​Brexit’in gerçek destekçileri: Maastricht İsyancıları

​Brexit’in gerçek destekçileri: Maastricht İsyancıları
TT

​Brexit’in gerçek destekçileri: Maastricht İsyancıları

​Brexit’in gerçek destekçileri: Maastricht İsyancıları

İngiltere’nin Avrupa’daki ülkelerle ilişkileri hiçbir zaman pürüzsüz olmadı ki Avrupa Birliği’yle (AB) düzgün bir ilişkisi olsun. İngiltere'nin 1973 yılında tek pazar uygulaması olan Avrupa Ekonomik Topluluğu’na girmesi kararı da o dönem İşçi Partisi tarafından reddedilmişti.
İşçi Partililer 1974 yılında iktidara geldiğinde AB anlaşmasını bozmaya çalıştılar, ancak bunun için yapılan referandumdan çıkan sonuçlar karşısında hayal kırıklığına uğradılar.
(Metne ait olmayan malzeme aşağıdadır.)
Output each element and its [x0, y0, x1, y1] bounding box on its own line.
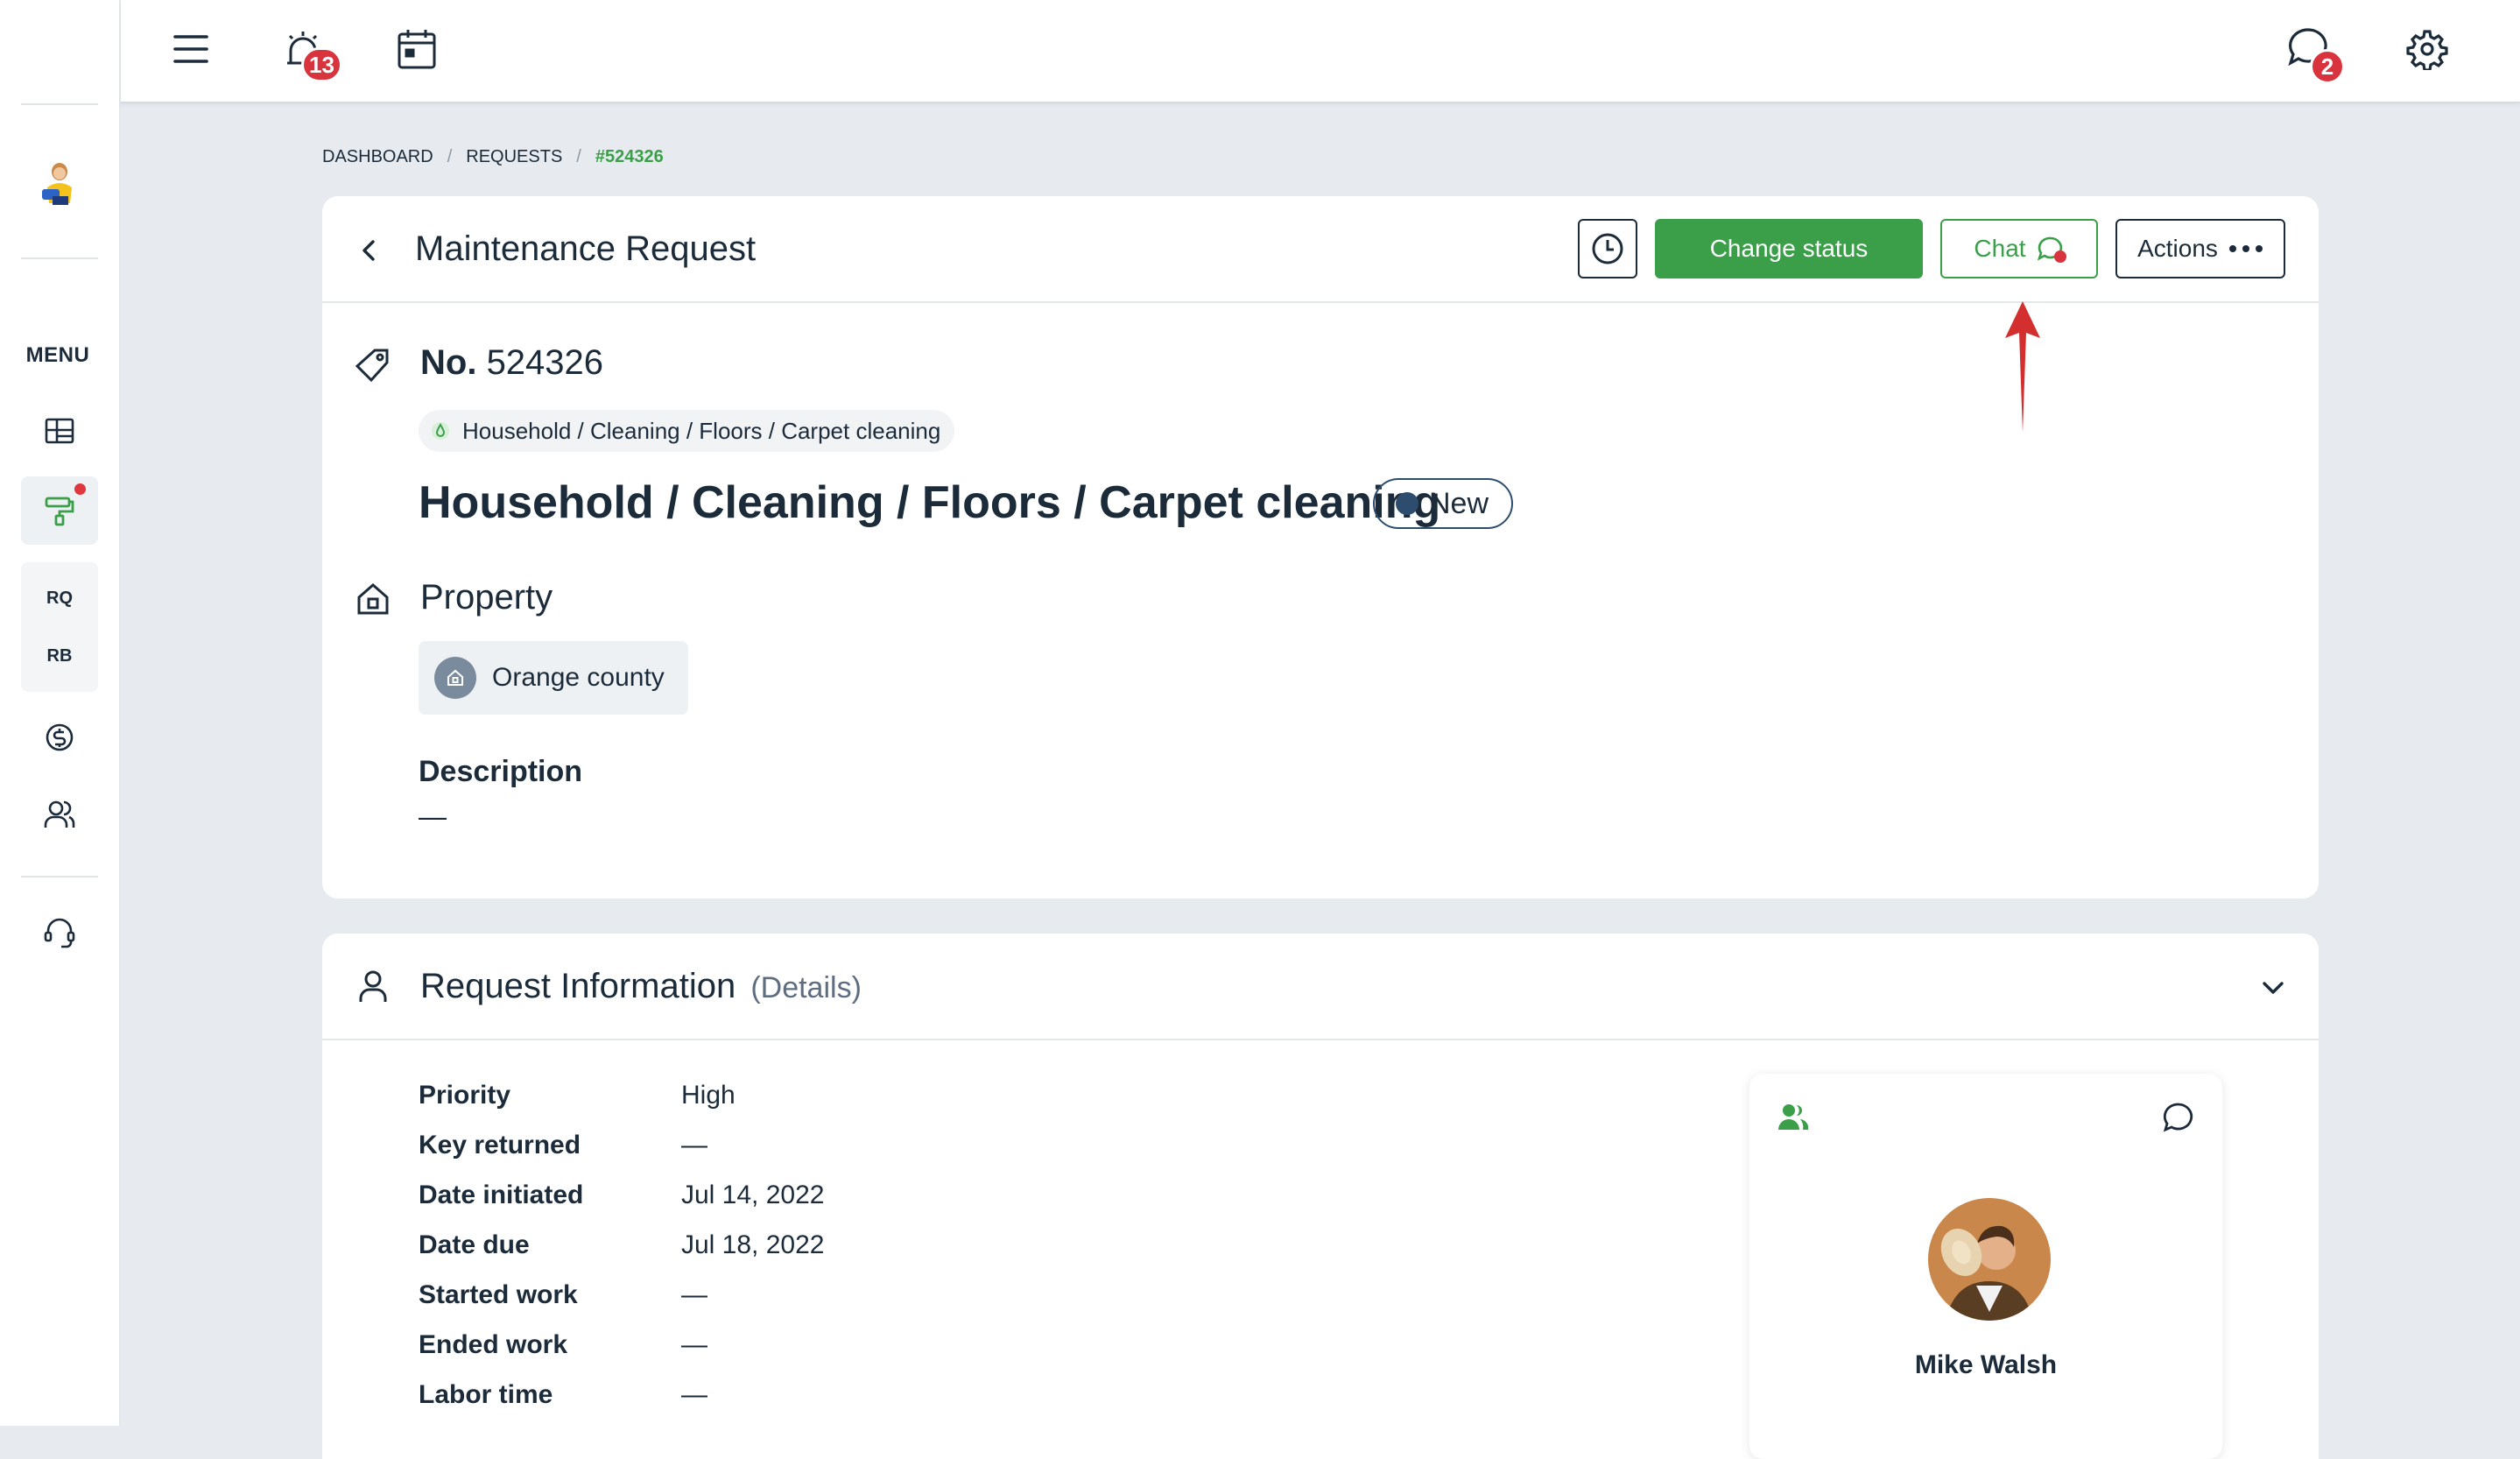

1992 yılında Avrupa Birliği'ni ortaya çıkaran Maastricht Antlaşması'nın imzalanmasıyla, İngiltere, ortak para birimine karşı tutumunu korumasına rağmen malların, kişilerin, sermaye ve hizmetlerin serbest dolaşımı şartlarını kabul etti. Anlaşma 1 Kasım 1993’te yürürlüğe girdi. Antlaşmanın yürürlüğe girişi, Danimarkalıların anlaşma şartlarını kabul etmesinin uzun sürmesi ve Almanya'da anlaşmaya karşı bir dava açılması yüzünden gecikti.
Maastricht Antlaşması o dönem John Major'un liderliğindeki Muhafazakâr Parti’de bölünmelere neden oldu. Şarku’l Avsat’ın 1990'larda yayınlanan haber arşivi, bugün bazıları İngiltere’nin AB’den çıkışının (Brexit) gerçek destekçileri olan ve Margaret Thatcher tarafından yönetilen Muhafazakâr Parti içindeki Liam Fox gibi ‘Maastricht İsyancıları’nın eylemlerini belgeliyor.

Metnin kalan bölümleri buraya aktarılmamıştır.